In America, honoring our veterans comes second nature to most citizens. That’s because the overwhelming majority of our people understand that, if not for the service and sacrifice of those who have worn the uniform, the United States would not be the extraordinary place it is today.
Unfortunately, this concept seems lost on the people at drugmaker Gilead Sciences.
The company is the maker of the hepatitis drug sofosbuvir, which can potentially cure hepatitis C, a chronic liver disease that affects about 3.2 million Americans, including nearly 200,000 veterans. The fact that Gilead is making this landmark medication available to consumers is an overwhelmingly positive development that deserves recognition.
But the way in which the company is picking and choosing who gets affordable access to the drug deserves condemnation.
Sofosbuvir doesn’t come cheap — that is, unless you live in countries such as Egypt, where Gilead is making the drug available for around $900 for the full 12-week regimen.
Meanwhile, here in the United States, the company is charging the Department of Veterans Affairs upward of $40,000 for the same treatment, which reportedly costs about $1,400 to manufacture. The department — and Congress — have been scrambling to cover the costs of the drug.
In fact, during the current and prior fiscal years alone, Congress has authorized an additional $2.7 billion for the VA to help prevent the department from having to ration veterans’ access to the drug.
The extraordinary prices Gilead is charging U.S. customers for sofosbuvir are making the company rich, bringing in more than $10 billion in the drug’s first year on the market.

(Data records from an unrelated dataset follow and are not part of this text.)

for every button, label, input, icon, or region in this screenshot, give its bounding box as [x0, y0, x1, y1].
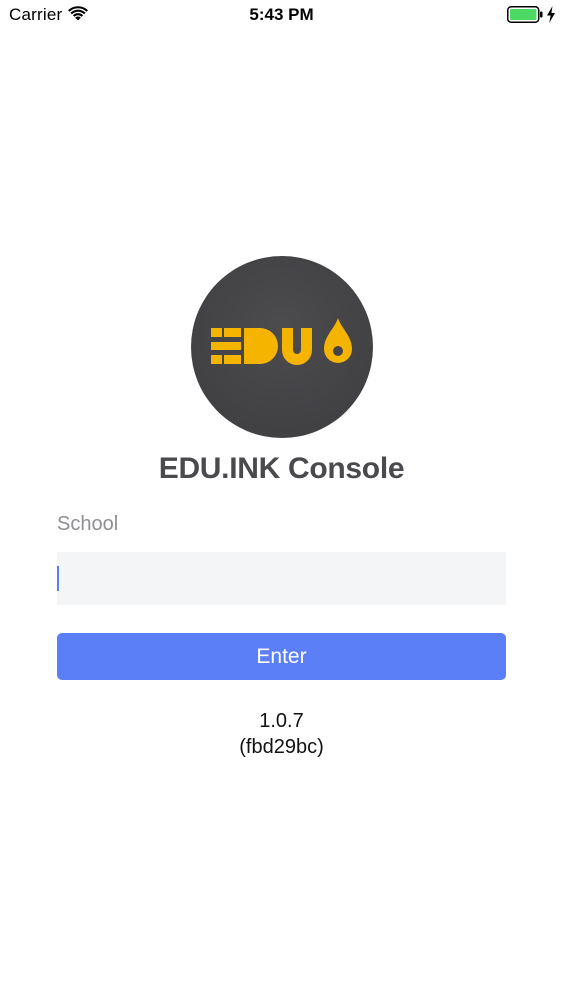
edu-ink-logo-icon: [211, 318, 352, 365]
version-label: 1.0.7: [259, 710, 304, 732]
app-logo: [191, 256, 373, 438]
charging-icon: [546, 6, 556, 23]
battery-icon: [507, 6, 543, 23]
school-label: School: [57, 513, 119, 535]
build-hash-label: (fbd29bc): [239, 736, 324, 758]
text-cursor: [57, 566, 59, 591]
status-bar: Carrier 5:43 PM: [0, 0, 563, 30]
school-input[interactable]: [57, 552, 506, 605]
app-title: EDU.INK Console: [158, 452, 405, 485]
status-time: 5:43 PM: [249, 5, 314, 24]
enter-button[interactable]: Enter: [57, 633, 506, 680]
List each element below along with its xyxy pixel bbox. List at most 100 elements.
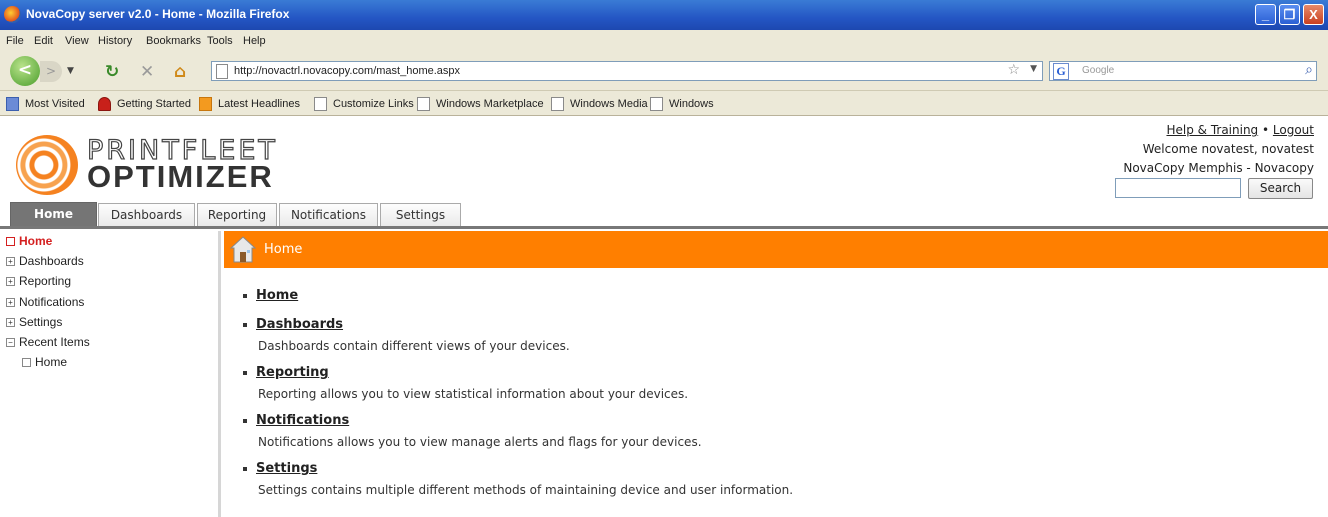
navigation-toolbar: < > ▼ ↻ ✕ ⌂ http://novactrl.novacopy.com… <box>0 52 1328 91</box>
sidebar-item-reporting[interactable]: + Reporting <box>6 274 71 288</box>
sidebar-recent-home[interactable]: Home <box>22 355 67 369</box>
maximize-button[interactable]: ❐ <box>1279 4 1300 25</box>
history-dropdown-icon[interactable]: ▼ <box>67 66 74 76</box>
notifications-description: Notifications allows you to view manage … <box>258 435 702 449</box>
rss-icon <box>199 97 212 111</box>
settings-link[interactable]: Settings <box>256 461 317 476</box>
list-item: Settings <box>243 461 317 476</box>
forward-button[interactable]: > <box>40 61 62 82</box>
sidebar-item-label: Dashboards <box>19 254 84 268</box>
sidebar-item-label: Recent Items <box>19 335 90 349</box>
sidebar-item-dashboards[interactable]: + Dashboards <box>6 254 84 268</box>
page-icon <box>314 97 327 111</box>
dashboards-description: Dashboards contain different views of yo… <box>258 339 570 353</box>
sidebar-item-label: Home <box>19 234 53 248</box>
expand-icon[interactable]: + <box>6 256 15 266</box>
help-training-link[interactable]: Help & Training <box>1166 123 1258 137</box>
bullet-icon <box>243 418 247 423</box>
close-button[interactable]: X <box>1303 4 1324 25</box>
tab-underline <box>0 226 1328 229</box>
bookmark-getting-started[interactable]: Getting Started <box>98 97 191 111</box>
getting-started-icon <box>98 97 111 111</box>
user-info: Help & Training • Logout Welcome novates… <box>1123 121 1314 178</box>
bullet-icon <box>243 293 247 298</box>
tab-settings[interactable]: Settings <box>380 203 461 226</box>
notifications-link[interactable]: Notifications <box>256 413 349 428</box>
collapse-icon[interactable]: − <box>6 337 15 347</box>
expand-icon[interactable]: + <box>6 317 15 327</box>
sidebar-item-label: Reporting <box>19 274 72 288</box>
home-link[interactable]: Home <box>256 288 298 303</box>
reload-icon[interactable]: ↻ <box>105 62 119 82</box>
search-input[interactable] <box>1115 178 1241 198</box>
bookmark-label: Most Visited <box>25 98 85 110</box>
bookmark-latest-headlines[interactable]: Latest Headlines <box>199 97 300 111</box>
search-engine-box[interactable]: G Google ⌕ <box>1049 61 1317 81</box>
sidebar-item-label: Notifications <box>19 295 85 309</box>
page-icon <box>650 97 663 111</box>
list-item: Home <box>243 288 298 303</box>
bookmark-star-icon[interactable]: ☆ <box>1007 62 1020 78</box>
expand-icon[interactable]: + <box>6 276 15 286</box>
menu-tools[interactable]: Tools <box>207 35 233 47</box>
bookmarks-toolbar: Most Visited Getting Started Latest Head… <box>0 91 1328 116</box>
organization-text: NovaCopy Memphis - Novacopy <box>1123 161 1314 175</box>
tab-dashboards[interactable]: Dashboards <box>98 203 195 226</box>
menu-history[interactable]: History <box>98 35 132 47</box>
house-icon <box>230 236 256 263</box>
stop-icon[interactable]: ✕ <box>140 62 154 82</box>
sidebar-item-home[interactable]: Home <box>6 234 52 248</box>
back-button[interactable]: < <box>10 56 40 86</box>
sidebar-item-recent-items[interactable]: − Recent Items <box>6 335 90 349</box>
dashboards-link[interactable]: Dashboards <box>256 317 343 332</box>
sidebar-item-settings[interactable]: + Settings <box>6 315 62 329</box>
home-icon[interactable]: ⌂ <box>174 62 186 82</box>
window-title-bar: NovaCopy server v2.0 - Home - Mozilla Fi… <box>0 0 1328 30</box>
bookmark-windows-marketplace[interactable]: Windows Marketplace <box>417 97 544 111</box>
menu-edit[interactable]: Edit <box>34 35 53 47</box>
link-separator: • <box>1262 123 1270 137</box>
brand-name-line2: OPTIMIZER <box>87 159 274 194</box>
menu-bar: File Edit View History Bookmarks Tools H… <box>0 30 1328 52</box>
search-engine-placeholder: Google <box>1082 65 1115 76</box>
printfleet-logo-icon <box>16 135 78 195</box>
reporting-description: Reporting allows you to view statistical… <box>258 387 689 401</box>
url-dropdown-icon[interactable]: ▼ <box>1030 64 1037 74</box>
minimize-button[interactable]: _ <box>1255 4 1276 25</box>
logout-link[interactable]: Logout <box>1273 123 1314 137</box>
firefox-icon <box>4 6 21 23</box>
menu-view[interactable]: View <box>65 35 89 47</box>
window-title: NovaCopy server v2.0 - Home - Mozilla Fi… <box>26 7 290 21</box>
google-icon[interactable]: G <box>1053 63 1069 80</box>
bookmark-windows[interactable]: Windows <box>650 97 714 111</box>
bookmark-label: Latest Headlines <box>218 98 300 110</box>
bookmark-customize-links[interactable]: Customize Links <box>314 97 414 111</box>
page-icon <box>551 97 564 111</box>
tab-reporting[interactable]: Reporting <box>197 203 277 226</box>
settings-description: Settings contains multiple different met… <box>258 483 794 497</box>
bookmark-label: Getting Started <box>117 98 191 110</box>
bookmark-label: Windows Media <box>570 98 648 110</box>
bookmark-windows-media[interactable]: Windows Media <box>551 97 648 111</box>
list-item: Reporting <box>243 365 329 380</box>
menu-file[interactable]: File <box>6 35 24 47</box>
bookmark-most-visited[interactable]: Most Visited <box>6 97 85 111</box>
sidebar-item-notifications[interactable]: + Notifications <box>6 295 84 309</box>
url-bar[interactable]: http://novactrl.novacopy.com/mast_home.a… <box>211 61 1043 81</box>
magnifier-icon[interactable]: ⌕ <box>1305 62 1313 78</box>
sidebar-item-label: Home <box>35 355 68 369</box>
reporting-link[interactable]: Reporting <box>256 365 329 380</box>
search-button[interactable]: Search <box>1248 178 1313 199</box>
menu-help[interactable]: Help <box>243 35 266 47</box>
tab-notifications[interactable]: Notifications <box>279 203 378 226</box>
expand-icon[interactable]: + <box>6 297 15 307</box>
welcome-text: Welcome novatest, novatest <box>1142 142 1314 156</box>
most-visited-icon <box>6 97 19 111</box>
node-box-icon <box>22 357 31 367</box>
bookmark-label: Customize Links <box>333 98 414 110</box>
list-item: Notifications <box>243 413 349 428</box>
tab-home[interactable]: Home <box>10 202 97 227</box>
list-item: Dashboards <box>243 317 343 332</box>
menu-bookmarks[interactable]: Bookmarks <box>146 35 201 47</box>
page-header: Home <box>224 231 1328 268</box>
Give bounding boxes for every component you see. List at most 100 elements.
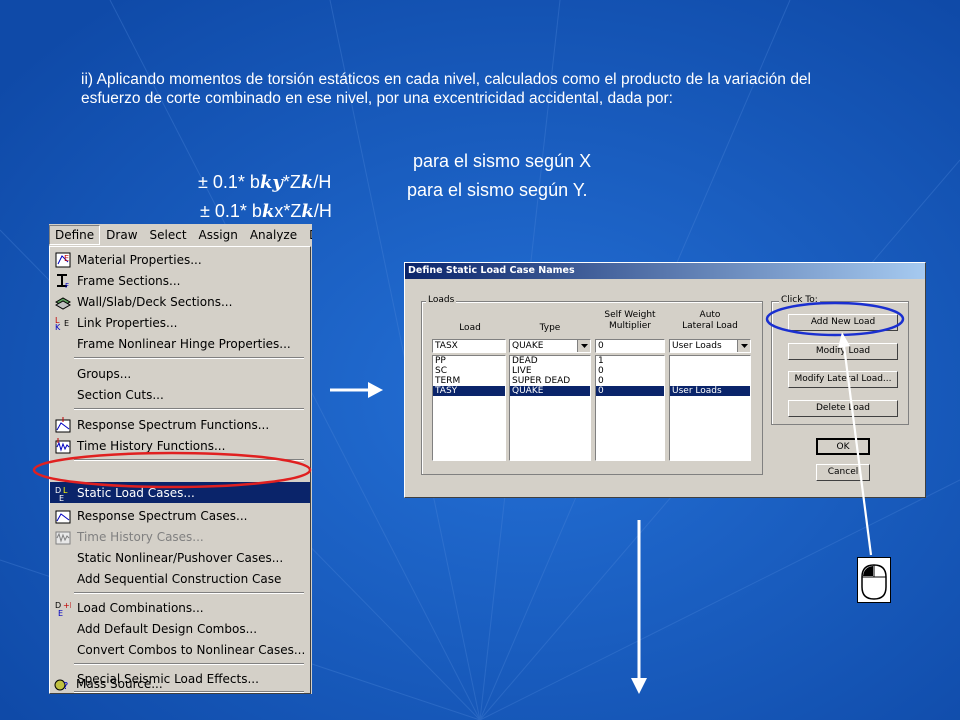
chevron-down-icon[interactable] [737, 340, 750, 352]
list-item[interactable]: TASY [433, 386, 505, 396]
right-arrow-icon [330, 382, 383, 398]
delete-load-button[interactable]: Delete Load [788, 400, 898, 417]
menu-item-frame-sections[interactable]: F Frame Sections... [50, 270, 310, 291]
load-combination-icon: D+LE [53, 600, 73, 616]
formula-symbol: k [301, 201, 314, 222]
column-header-load: Load [459, 323, 481, 333]
list-item[interactable]: LIVE [510, 366, 590, 376]
auto-lateral-list[interactable]: User Loads [669, 355, 751, 461]
svg-text:+L: +L [63, 601, 71, 610]
loads-group-label: Loads [426, 295, 457, 305]
column-header-self-weight: Self Weight Multiplier [595, 310, 665, 332]
time-history-function-icon [53, 437, 73, 454]
multiplier-line: Multiplier [609, 321, 651, 331]
list-item[interactable]: SUPER DEAD [510, 376, 590, 386]
type-list[interactable]: DEAD LIVE SUPER DEAD QUAKE [509, 355, 591, 461]
material-icon: E [53, 252, 73, 268]
svg-text:E: E [64, 254, 69, 263]
menu-item-add-default-design-combos[interactable]: Add Default Design Combos... [50, 618, 310, 639]
list-item[interactable]: QUAKE [510, 386, 590, 396]
ok-button[interactable]: OK [816, 438, 870, 455]
menu-bar: Define Draw Select Assign Analyze D [49, 224, 312, 246]
svg-text:?: ? [63, 681, 68, 692]
auto-line: Auto [699, 310, 721, 320]
menu-analyze[interactable]: Analyze [244, 226, 303, 244]
time-history-case-icon [53, 529, 73, 545]
dialog-title: Define Static Load Case Names [405, 263, 925, 279]
menu-separator [74, 357, 304, 359]
menu-item-static-nonlinear-pushover[interactable]: Static Nonlinear/Pushover Cases... [50, 547, 310, 568]
cancel-button[interactable]: Cancel [816, 464, 870, 481]
list-item[interactable]: User Loads [670, 386, 750, 396]
modify-load-button[interactable]: Modify Load [788, 343, 898, 360]
modify-lateral-load-button[interactable]: Modify Lateral Load... [788, 371, 898, 388]
menu-item-material-properties[interactable]: E Material Properties... [50, 249, 310, 270]
menu-assign[interactable]: Assign [193, 226, 244, 244]
define-menu-window: Define Draw Select Assign Analyze D E Ma… [49, 224, 312, 694]
menu-item-mass-source[interactable]: ? Mass Source... [49, 673, 309, 694]
multiplier-list[interactable]: 1 0 0 0 [595, 355, 665, 461]
menu-truncated[interactable]: D [303, 226, 312, 244]
self-weight-line: Self Weight [604, 310, 656, 320]
menu-item-section-cuts[interactable]: Section Cuts... [50, 384, 310, 405]
list-item[interactable]: DEAD [510, 356, 590, 366]
add-new-load-button[interactable]: Add New Load [788, 314, 898, 331]
menu-separator [74, 459, 304, 461]
formula-y-description: para el sismo según Y. [407, 180, 588, 200]
svg-text:E: E [59, 494, 64, 501]
load-type-combo[interactable]: QUAKE [509, 339, 591, 353]
link-icon: LKE [53, 315, 73, 331]
response-spectrum-function-icon [53, 416, 73, 433]
chevron-down-icon[interactable] [577, 340, 590, 352]
list-item[interactable] [670, 356, 750, 366]
list-item[interactable]: SC [433, 366, 505, 376]
menu-item-response-spectrum-cases[interactable]: Response Spectrum Cases... [50, 505, 310, 526]
formula-y: ± 0.1* bkx*Zk/H [190, 180, 332, 222]
down-arrow-icon [631, 520, 647, 694]
menu-item-add-sequential-construction[interactable]: Add Sequential Construction Case [50, 568, 310, 589]
list-item[interactable]: 0 [596, 376, 664, 386]
menu-draw[interactable]: Draw [100, 226, 143, 244]
menu-item-static-load-cases[interactable]: DLE Static Load Cases... [50, 482, 310, 503]
mass-source-icon: ? [52, 676, 72, 692]
auto-lateral-load-combo[interactable]: User Loads [669, 339, 751, 353]
list-item[interactable]: PP [433, 356, 505, 366]
define-static-load-case-dialog: Define Static Load Case Names Loads Load… [404, 262, 926, 498]
menu-item-convert-combos[interactable]: Convert Combos to Nonlinear Cases... [50, 639, 310, 660]
formula-y-suffix: /H [313, 201, 332, 221]
menu-item-load-combinations[interactable]: D+LE Load Combinations... [50, 597, 310, 618]
menu-item-frame-nonlinear-hinge[interactable]: Frame Nonlinear Hinge Properties... [50, 333, 310, 354]
list-item[interactable]: 0 [596, 366, 664, 376]
menu-item-wall-slab-deck[interactable]: Wall/Slab/Deck Sections... [50, 291, 310, 312]
mouse-icon [857, 557, 891, 603]
list-item[interactable]: 0 [596, 386, 664, 396]
list-item[interactable] [670, 376, 750, 386]
load-name-input[interactable]: TASX [432, 339, 506, 353]
menu-item-link-properties[interactable]: LKE Link Properties... [50, 312, 310, 333]
formula-symbol: k [261, 201, 275, 222]
menu-define[interactable]: Define [49, 225, 101, 245]
menu-item-time-history-cases[interactable]: Time History Cases... [50, 526, 310, 547]
formula-x-description: para el sismo según X [413, 151, 592, 171]
svg-text:K: K [55, 323, 61, 331]
menu-select[interactable]: Select [144, 226, 193, 244]
static-load-case-icon: DLE [53, 485, 73, 501]
load-list[interactable]: PP SC TERM TASY [432, 355, 506, 461]
formula-y-prefix: ± 0.1* b [200, 201, 262, 221]
formula-y-mid: x*Z [274, 201, 302, 221]
list-item[interactable]: TERM [433, 376, 505, 386]
list-item[interactable] [670, 366, 750, 376]
list-item[interactable]: 1 [596, 356, 664, 366]
define-menu-dropdown: E Material Properties... F Frame Section… [49, 246, 311, 694]
svg-text:E: E [64, 319, 69, 328]
wall-slab-deck-icon [53, 294, 73, 310]
click-to-group-label: Click To: [779, 295, 820, 305]
intro-paragraph: ii) Aplicando momentos de torsión estáti… [81, 71, 811, 107]
menu-separator [74, 663, 304, 665]
self-weight-multiplier-input[interactable]: 0 [595, 339, 665, 353]
menu-item-groups[interactable]: Groups... [50, 363, 310, 384]
menu-item-response-spectrum-functions[interactable]: Response Spectrum Functions... [50, 414, 310, 435]
response-spectrum-case-icon [53, 508, 73, 524]
column-header-auto-lateral: Auto Lateral Load [669, 310, 751, 332]
menu-item-time-history-functions[interactable]: Time History Functions... [50, 435, 310, 456]
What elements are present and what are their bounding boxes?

But Gilead’s tone-deaf pricing strategy also fails to take into account the fact that without the Department of Veterans Affairs, the drug at the center of this debate would not even exist. Sofosbuvir was invented by a team led by a VA doctor, who sold the company that developed the drug to Gilead in 2012.
In other words, Gilead is making billions by charging American taxpayers exorbitant prices for medicine a VA doctor helped invent. And to add insult to injury, Gilead is practically giving the drug away in Egypt and some 90 other developing nations.
Gilead, in a twisted attempt to defend this exploitation of our veteran community, will likely point to the fact that it is already providing sofosbuvir to the VA at a discount. While it’s true that the company is selling the VA its sofosbuvir products at discounted prices that range from $41,280 to $68,267, this paltry price reduction pales in comparison to the deal Gilead is giving hepatitis sufferers in other countries.
The government shouldn’t be in the business of telling private companies what to charge their customers. But by the same token, companies such as Gilead shouldn’t price-gouge one group of consumers to subsidize its preferential treatment of another.
Gilead’s price discrimination against American veterans and the organization established to care for them is a slap in the face to the millions who depend on VA health care as well as the taxpayers who generously fund the department.
If there is any group of citizens anywhere in the world who deserve affordable access to life-saving medications such as sofosbuvir, it’s America’s veterans. It’s unfortunate that Gilead’s leaders are apparently too busy kowtowing to foreign countries to realize this.
At any rate, when Gilead states on its website that its goal is to ensure its “medicines are accessible to all people who need them, regardless of where they live or their economic means,” one thing is certain: The company wasn’t referring to American veterans. Perhaps it’s time for Gilead’s leaders to explain why.